Bertrand Flachot (París, 1955) es un artista que se mueve en la frontera entre la fotografía y el dibujo, entre la palabra y la forma, entre lo visible y lo perceptible. Desde hace más de 30 años, sus investigaciones se mueven en torno a los hilos de la memoria, la percepción y el lenguaje. Sus obras -que a menudo adoptan la forma de grandes cartografías visuales- surgen de fotografías que el artista recorre con minuciosos trazos, líneas casi invisibles, estratificaciones gráficas que transforman la imagen en un lugar mental, en un paisaje de la interioridad.
La de Bertrand Flachot es una poética del detalle, de la huella, del tiempo sedimentado. Su obra se construye como una sismografía de lo sensible -por utilizar sus palabras- en la que el gesto gráfico se convierte en vehículo de la memoria, en fragmento de visión, en vibración emocional. A través de un diálogo entre fotografía, dibujo y escritura, Flachot compone paisajes interiores, mapas mentales que trascienden lo visible para llegar a lo que sólo puede percibirse con la mirada interior.
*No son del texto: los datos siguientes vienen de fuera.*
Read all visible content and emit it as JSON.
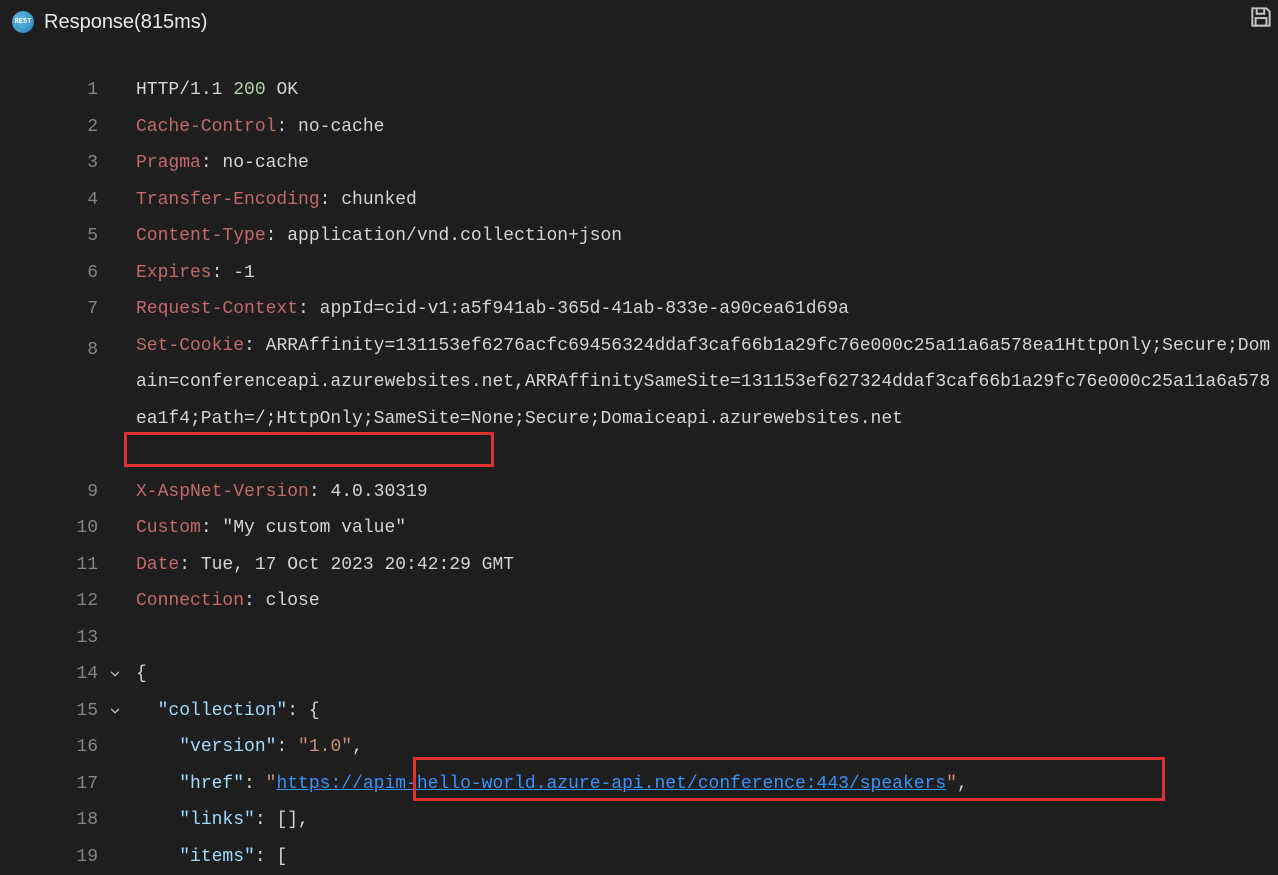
{
  "header": {
    "icon_label": "REST",
    "title": "Response(815ms)"
  },
  "lines": [
    {
      "num": "1",
      "parts": [
        {
          "t": "HTTP",
          "c": "c-txt"
        },
        {
          "t": "/",
          "c": "c-txt"
        },
        {
          "t": "1.1 ",
          "c": "c-txt"
        },
        {
          "t": "200",
          "c": "c-num"
        },
        {
          "t": " OK",
          "c": "c-txt"
        }
      ]
    },
    {
      "num": "2",
      "parts": [
        {
          "t": "Cache-Control",
          "c": "c-key"
        },
        {
          "t": ": ",
          "c": "c-punc"
        },
        {
          "t": "no-cache",
          "c": "c-txt"
        }
      ]
    },
    {
      "num": "3",
      "parts": [
        {
          "t": "Pragma",
          "c": "c-key"
        },
        {
          "t": ": ",
          "c": "c-punc"
        },
        {
          "t": "no-cache",
          "c": "c-txt"
        }
      ]
    },
    {
      "num": "4",
      "parts": [
        {
          "t": "Transfer-Encoding",
          "c": "c-key"
        },
        {
          "t": ": ",
          "c": "c-punc"
        },
        {
          "t": "chunked",
          "c": "c-txt"
        }
      ]
    },
    {
      "num": "5",
      "parts": [
        {
          "t": "Content-Type",
          "c": "c-key"
        },
        {
          "t": ": ",
          "c": "c-punc"
        },
        {
          "t": "application/vnd.collection+json",
          "c": "c-txt"
        }
      ]
    },
    {
      "num": "6",
      "parts": [
        {
          "t": "Expires",
          "c": "c-key"
        },
        {
          "t": ": ",
          "c": "c-punc"
        },
        {
          "t": "-1",
          "c": "c-txt"
        }
      ]
    },
    {
      "num": "7",
      "parts": [
        {
          "t": "Request-Context",
          "c": "c-key"
        },
        {
          "t": ": ",
          "c": "c-punc"
        },
        {
          "t": "appId=cid-v1:a5f941ab-365d-41ab-833e-a90cea61d69a",
          "c": "c-txt"
        }
      ]
    },
    {
      "num": "8",
      "wrap": true,
      "parts": [
        {
          "t": "Set-Cookie",
          "c": "c-key"
        },
        {
          "t": ": ",
          "c": "c-punc"
        },
        {
          "t": "ARRAffinity=131153ef6276acfc69456324ddaf3caf66b1a29fc76e000c25a11a6a578ea1HttpOnly;Secure;Domain=conferenceapi.azurewebsites.net,ARRAffinitySameSite=131153ef627324ddaf3caf66b1a29fc76e000c25a11a6a578ea1f4;Path=/;HttpOnly;SameSite=None;Secure;Domaiceapi.azurewebsites.net",
          "c": "c-txt"
        }
      ]
    },
    {
      "num": "9",
      "parts": [
        {
          "t": "X-AspNet-Version",
          "c": "c-key"
        },
        {
          "t": ": ",
          "c": "c-punc"
        },
        {
          "t": "4.0.30319",
          "c": "c-txt"
        }
      ]
    },
    {
      "num": "10",
      "parts": [
        {
          "t": "Custom",
          "c": "c-key"
        },
        {
          "t": ": ",
          "c": "c-punc"
        },
        {
          "t": "\"My custom value\"",
          "c": "c-txt"
        }
      ]
    },
    {
      "num": "11",
      "parts": [
        {
          "t": "Date",
          "c": "c-key"
        },
        {
          "t": ": ",
          "c": "c-punc"
        },
        {
          "t": "Tue, 17 Oct 2023 20:42:29 GMT",
          "c": "c-txt"
        }
      ]
    },
    {
      "num": "12",
      "parts": [
        {
          "t": "Connection",
          "c": "c-key"
        },
        {
          "t": ": ",
          "c": "c-punc"
        },
        {
          "t": "close",
          "c": "c-txt"
        }
      ]
    },
    {
      "num": "13",
      "parts": [
        {
          "t": "",
          "c": "c-txt"
        }
      ]
    },
    {
      "num": "14",
      "fold": true,
      "parts": [
        {
          "t": "{",
          "c": "c-punc"
        }
      ]
    },
    {
      "num": "15",
      "fold": true,
      "parts": [
        {
          "t": "  ",
          "c": "c-txt"
        },
        {
          "t": "\"collection\"",
          "c": "c-prop"
        },
        {
          "t": ": {",
          "c": "c-punc"
        }
      ]
    },
    {
      "num": "16",
      "parts": [
        {
          "t": "    ",
          "c": "c-txt"
        },
        {
          "t": "\"version\"",
          "c": "c-prop"
        },
        {
          "t": ": ",
          "c": "c-punc"
        },
        {
          "t": "\"1.0\"",
          "c": "c-str"
        },
        {
          "t": ",",
          "c": "c-punc"
        }
      ]
    },
    {
      "num": "17",
      "parts": [
        {
          "t": "    ",
          "c": "c-txt"
        },
        {
          "t": "\"href\"",
          "c": "c-prop"
        },
        {
          "t": ": ",
          "c": "c-punc"
        },
        {
          "t": "\"",
          "c": "c-str"
        },
        {
          "t": "https://apim-hello-world.azure-api.net/conference:443/speakers",
          "c": "c-link"
        },
        {
          "t": "\"",
          "c": "c-str"
        },
        {
          "t": ",",
          "c": "c-punc"
        }
      ]
    },
    {
      "num": "18",
      "parts": [
        {
          "t": "    ",
          "c": "c-txt"
        },
        {
          "t": "\"links\"",
          "c": "c-prop"
        },
        {
          "t": ": [],",
          "c": "c-punc"
        }
      ]
    },
    {
      "num": "19",
      "parts": [
        {
          "t": "    ",
          "c": "c-txt"
        },
        {
          "t": "\"items\"",
          "c": "c-prop"
        },
        {
          "t": ": [",
          "c": "c-punc"
        }
      ]
    }
  ]
}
Su signo, a menudo sutil y casi invisible, se superpone a la fotografía, la atraviesa, la esculpe y la transforma, en un proceso de superposición y borrado, de encubrimiento y revelación. El resultado es una imagen nueva, híbrida, inclasificable. En estas obras, como escribe Bruno Dubreuil, el trazo fluctuante parece “una especie de agitación sismográfica”, una línea que se desliza libremente por la pantalla, independiente de la mano que la guía.
Formado en la École nationale des arts décoratifs de París entre 1973 y 1978, Flachot frecuentó círculos cercanos al body art y la performance, estudiando con figuras como Hervé Fischer en el marco de la École d’art sociologique. La influencia de artistas como Michel Journiac, Hermann Nitsch y Jackson Pollock contribuyó a formar una concepción del arte como experiencia corporal, física, en la que el gesto precede al sentido, y la obra toma forma en el espacio tanto como en la superficie. “El descubrimiento de la obra de Jackson Pollock”, declaró a Gabriele Landi en una entrevista, “fue un auténtico trueno que me transformó de pintor aficionado en artista hecho y derecho. Recuerdo muy bien haber consultado reproducciones de sus dibujos y grabados, así como las fotografías de Hans Namuth de él en acción en su estudio. Esta transición de la pintura de caballete a la práctica del ”all over“ me sigue interpelando hoy en día”.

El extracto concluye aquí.